Probing Functional Group Specific Surface Interactions in Porous Solids Using ESR Spectroscopy as a Sensitive and Quantitative Tool

Abstract

The interactions between molecular compounds and functionalized surfaces are omnipresent in many areas. For example, they are of crucial importance in all chromatographic processes using porous hosts. Developing a thorough understanding about the complex interplay of molecular scale processes involved in surface interactions is an issue of current scientific activity. In the present paper we discuss ESR spectroscopy as a powerful and easy to apply tool for examining host–guest effects within mesoporous materials. The method is tested for a series of modified, mesoporous materials comprising different surface functionalities like amine groups, carboxy groups, and others.
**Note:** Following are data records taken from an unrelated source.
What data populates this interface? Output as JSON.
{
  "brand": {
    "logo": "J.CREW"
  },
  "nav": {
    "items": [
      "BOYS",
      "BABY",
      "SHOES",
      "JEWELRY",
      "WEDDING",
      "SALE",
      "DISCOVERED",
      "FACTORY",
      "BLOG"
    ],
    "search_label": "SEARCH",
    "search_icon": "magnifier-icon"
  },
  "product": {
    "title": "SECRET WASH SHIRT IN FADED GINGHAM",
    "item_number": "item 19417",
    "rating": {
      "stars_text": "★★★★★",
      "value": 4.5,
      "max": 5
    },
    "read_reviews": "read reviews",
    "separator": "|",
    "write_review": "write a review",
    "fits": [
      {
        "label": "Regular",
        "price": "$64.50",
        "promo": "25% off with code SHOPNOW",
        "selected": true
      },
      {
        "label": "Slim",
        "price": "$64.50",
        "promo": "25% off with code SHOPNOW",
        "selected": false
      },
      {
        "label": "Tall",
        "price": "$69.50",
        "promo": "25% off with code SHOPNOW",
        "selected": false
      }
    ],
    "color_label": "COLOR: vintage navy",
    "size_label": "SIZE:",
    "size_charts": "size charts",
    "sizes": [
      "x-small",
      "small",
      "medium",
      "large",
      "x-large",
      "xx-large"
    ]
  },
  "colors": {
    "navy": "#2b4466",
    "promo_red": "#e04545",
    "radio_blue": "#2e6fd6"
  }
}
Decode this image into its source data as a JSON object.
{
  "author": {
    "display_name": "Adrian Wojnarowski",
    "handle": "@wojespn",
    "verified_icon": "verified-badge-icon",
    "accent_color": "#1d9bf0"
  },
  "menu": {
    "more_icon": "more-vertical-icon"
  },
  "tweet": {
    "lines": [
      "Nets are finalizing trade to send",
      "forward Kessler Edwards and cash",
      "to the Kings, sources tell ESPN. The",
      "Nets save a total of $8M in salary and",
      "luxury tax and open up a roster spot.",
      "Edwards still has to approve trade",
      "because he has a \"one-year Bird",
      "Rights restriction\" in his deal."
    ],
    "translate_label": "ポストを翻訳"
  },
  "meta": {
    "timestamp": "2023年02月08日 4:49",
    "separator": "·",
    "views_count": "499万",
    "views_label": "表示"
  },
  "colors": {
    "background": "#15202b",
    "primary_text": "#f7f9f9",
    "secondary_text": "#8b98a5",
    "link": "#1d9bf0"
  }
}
There is a characteristic influence on the rotational characteristics of a molecular nitroxide spin probe. From temperature dependent data one can derive key thermodynamic parameters like interaction enthalpies. It is possible to differentiate (qualitatively and quantitatively) between mobile spin probes interacting mainly with the solvent and immobile guests interacting mainly with the surfaces. The polarity difference Δpv between solvent and pore-surface determines if molecular guests are in a free and highly mobile, interacting but still mobile, or interacting and immobilized state. It is interesting to note that immobilization takes place even for moderate Δpv values no matter if the surface is polar or unpolar. However, the behavior changes if there is a chemically specific interaction between the functional groups of the guests with a functionalized surface. Based on the systematic effect of the pore size on the rotational dynamics of the spin probe a qualitative model is proposed that includes a characteristic distance between confined guest species and pore surface as a function of the interaction strength.